A Ford confirmou a paralisação temporária de uma linha de montagem em Chicago em razão da dificuldade de reposição de ímãs e sensores importados da Ásia. Na Europa, fábricas de autopeças na Alemanha e na Hungria relataram cortes de produção.
O setor já vinha enfrentando dificuldades com o fornecimento de semicondutores, e agora lida com uma nova ameaça à continuidade da produção em larga escala.
Com estoques de componentes magnéticos limitados, a perspectiva é de gargalos logísticos, aumento de custos e adiamento no lançamento de novos modelos — especialmente os veículos 100% elétricos planejados para o segundo semestre de 2025.

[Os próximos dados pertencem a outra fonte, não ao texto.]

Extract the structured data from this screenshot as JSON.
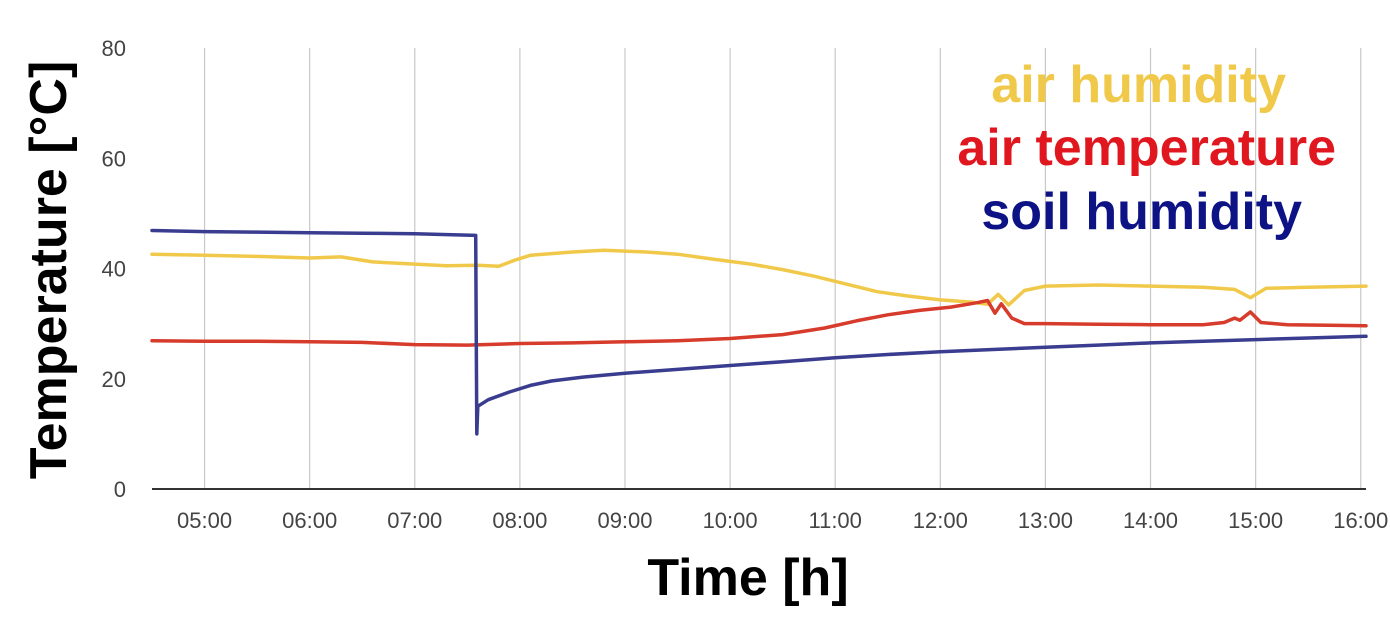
{
  "chart_data": {
    "type": "line",
    "xlabel": "Time [h]",
    "ylabel": "Temperature [°C]",
    "xlim": [
      4.5,
      16.05
    ],
    "ylim": [
      0,
      80
    ],
    "y_ticks": [
      "0",
      "20",
      "40",
      "60",
      "80"
    ],
    "x_ticks": [
      "05:00",
      "06:00",
      "07:00",
      "08:00",
      "09:00",
      "10:00",
      "11:00",
      "12:00",
      "13:00",
      "14:00",
      "15:00",
      "16:00"
    ],
    "x_tick_values": [
      5,
      6,
      7,
      8,
      9,
      10,
      11,
      12,
      13,
      14,
      15,
      16
    ],
    "grid": "vertical",
    "legend_position": "top-right",
    "series": [
      {
        "name": "air humidity",
        "color": "#F1C94A",
        "points": [
          [
            4.5,
            42.6
          ],
          [
            5,
            42.4
          ],
          [
            5.5,
            42.2
          ],
          [
            6,
            41.9
          ],
          [
            6.3,
            42.1
          ],
          [
            6.6,
            41.2
          ],
          [
            7,
            40.8
          ],
          [
            7.3,
            40.5
          ],
          [
            7.6,
            40.6
          ],
          [
            7.8,
            40.4
          ],
          [
            7.95,
            41.5
          ],
          [
            8.1,
            42.4
          ],
          [
            8.5,
            43.0
          ],
          [
            8.8,
            43.3
          ],
          [
            9.2,
            43.0
          ],
          [
            9.5,
            42.6
          ],
          [
            9.8,
            41.8
          ],
          [
            10.2,
            40.8
          ],
          [
            10.5,
            39.8
          ],
          [
            10.8,
            38.6
          ],
          [
            11.1,
            37.2
          ],
          [
            11.4,
            35.8
          ],
          [
            11.7,
            35.0
          ],
          [
            12.0,
            34.3
          ],
          [
            12.3,
            33.9
          ],
          [
            12.45,
            33.5
          ],
          [
            12.55,
            35.3
          ],
          [
            12.65,
            33.4
          ],
          [
            12.8,
            36.0
          ],
          [
            13.0,
            36.8
          ],
          [
            13.5,
            37.0
          ],
          [
            14.0,
            36.8
          ],
          [
            14.5,
            36.6
          ],
          [
            14.8,
            36.2
          ],
          [
            14.95,
            34.7
          ],
          [
            15.1,
            36.4
          ],
          [
            15.5,
            36.6
          ],
          [
            16.05,
            36.8
          ]
        ]
      },
      {
        "name": "air temperature",
        "color": "#D73B2B",
        "points": [
          [
            4.5,
            26.9
          ],
          [
            5,
            26.8
          ],
          [
            5.5,
            26.8
          ],
          [
            6,
            26.7
          ],
          [
            6.5,
            26.6
          ],
          [
            7,
            26.2
          ],
          [
            7.5,
            26.1
          ],
          [
            8.0,
            26.4
          ],
          [
            8.5,
            26.5
          ],
          [
            9.0,
            26.7
          ],
          [
            9.5,
            26.9
          ],
          [
            10.0,
            27.3
          ],
          [
            10.5,
            28.0
          ],
          [
            10.9,
            29.2
          ],
          [
            11.2,
            30.5
          ],
          [
            11.5,
            31.6
          ],
          [
            11.8,
            32.4
          ],
          [
            12.1,
            33.0
          ],
          [
            12.35,
            33.8
          ],
          [
            12.45,
            34.2
          ],
          [
            12.52,
            31.9
          ],
          [
            12.58,
            33.6
          ],
          [
            12.68,
            31.0
          ],
          [
            12.8,
            30.0
          ],
          [
            13.0,
            30.0
          ],
          [
            13.5,
            29.9
          ],
          [
            14.0,
            29.8
          ],
          [
            14.5,
            29.8
          ],
          [
            14.7,
            30.2
          ],
          [
            14.8,
            31.0
          ],
          [
            14.85,
            30.6
          ],
          [
            14.95,
            32.1
          ],
          [
            15.05,
            30.2
          ],
          [
            15.3,
            29.8
          ],
          [
            15.7,
            29.7
          ],
          [
            16.05,
            29.6
          ]
        ]
      },
      {
        "name": "soil humidity",
        "color": "#3A3D8F",
        "points": [
          [
            4.5,
            46.9
          ],
          [
            5,
            46.7
          ],
          [
            5.5,
            46.6
          ],
          [
            6,
            46.5
          ],
          [
            6.5,
            46.4
          ],
          [
            7,
            46.3
          ],
          [
            7.4,
            46.1
          ],
          [
            7.58,
            46.0
          ],
          [
            7.59,
            10.0
          ],
          [
            7.6,
            15.0
          ],
          [
            7.7,
            16.2
          ],
          [
            7.9,
            17.6
          ],
          [
            8.1,
            18.8
          ],
          [
            8.3,
            19.6
          ],
          [
            8.6,
            20.3
          ],
          [
            9.0,
            21.0
          ],
          [
            9.5,
            21.7
          ],
          [
            10.0,
            22.4
          ],
          [
            10.5,
            23.1
          ],
          [
            11.0,
            23.8
          ],
          [
            11.5,
            24.4
          ],
          [
            12.0,
            24.9
          ],
          [
            12.5,
            25.3
          ],
          [
            13.0,
            25.7
          ],
          [
            13.5,
            26.1
          ],
          [
            14.0,
            26.5
          ],
          [
            14.5,
            26.8
          ],
          [
            15.0,
            27.1
          ],
          [
            15.5,
            27.4
          ],
          [
            16.05,
            27.7
          ]
        ]
      }
    ]
  }
}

“É uma situação de pânico total. Os fornecedores estão segurando os materiais ou cobrando cifras surreais. As montadoras estão desesperadas”, disse um executivo da indústria de ímãs baseado na Holanda.
Licenças travadas e manobras diplomáticas
Dados obtidos pela agência Reuters indicam que apenas 25% dos pedidos de exportação submetidos à China entre 1º e 14 de junho foram autorizados.
A maioria desses licenciamentos foi liberada apenas para materiais com aplicação civil e de baixo risco geoestratégico. Já os insumos considerados de “duplo uso” — com potencial militar — seguem retidos.
Na semana do dia 10 de junho, durante uma rodada de negociações comerciais em Londres, delegações dos Estados Unidos e da União Europeia pressionaram a China a liberar as licenças. Autoridades chinesas sinalizaram disposição para acelerar autorizações pontuais, mas não firmaram compromisso quanto aos materiais mais sensíveis.
Enquanto isso, Washington mantém vigentes suas próprias restrições à exportação de tecnologia de ponta para empresas chinesas.
Em paralelo, o Departamento de Defesa dos EUA iniciou estudos para reativar minas de terras raras no Texas e na Califórnia, além de firmar convênios com produtores na Austrália.
Cadeia de suprimentos em xeque e corrida por alternativas
A crise atual expõe o ponto fraco de várias cadeias industriais modernas. Dos smartphones às turbinas eólicas, dos satélites aos veículos elétricos, quase todos dependem de pelo menos um elemento de terras raras processado na China.
Empresas de tecnologia estão redobrando investimentos em reciclagem de materiais e no desenvolvimento de tecnologias que dispensem terras raras. No Japão, a Honda trabalha em motores de veículos elétricos sem ímãs permanentes desde 2022, mas ainda não conseguiu escalar a produção para atender à demanda global.
A Comissão Europeia anunciou em Bruxelas, no dia 12 de junho, um pacote emergencial de incentivos fiscais para projetos de mineração sustentável dentro do bloco, incluindo explorações na Escandinávia e na Península Ibérica.
No Brasil, a Companhia Brasileira de Metalurgia e Mineração (CBMM) e a estatal Amazônia Mineração divulgaram planos para expandir a extração de nióbio e terras raras no Centro-Oeste e na Amazônia Legal, reforçando o papel do país no cenário geopolítico de minerais críticos.
Especialistas apontam, no entanto, que o refinamento desses elementos continua sendo o maior gargalo fora da China.
Sem infraestrutura e capacidade técnica equivalentes, a maioria das nações exporta o minério bruto e importa o produto final de Pequim.
Diante da escalada de tensões e da crescente competição por materiais estratégicos, as indústrias civis e militares conseguirão criar alternativas rápidas ou continuarão vulneráveis às decisões da China?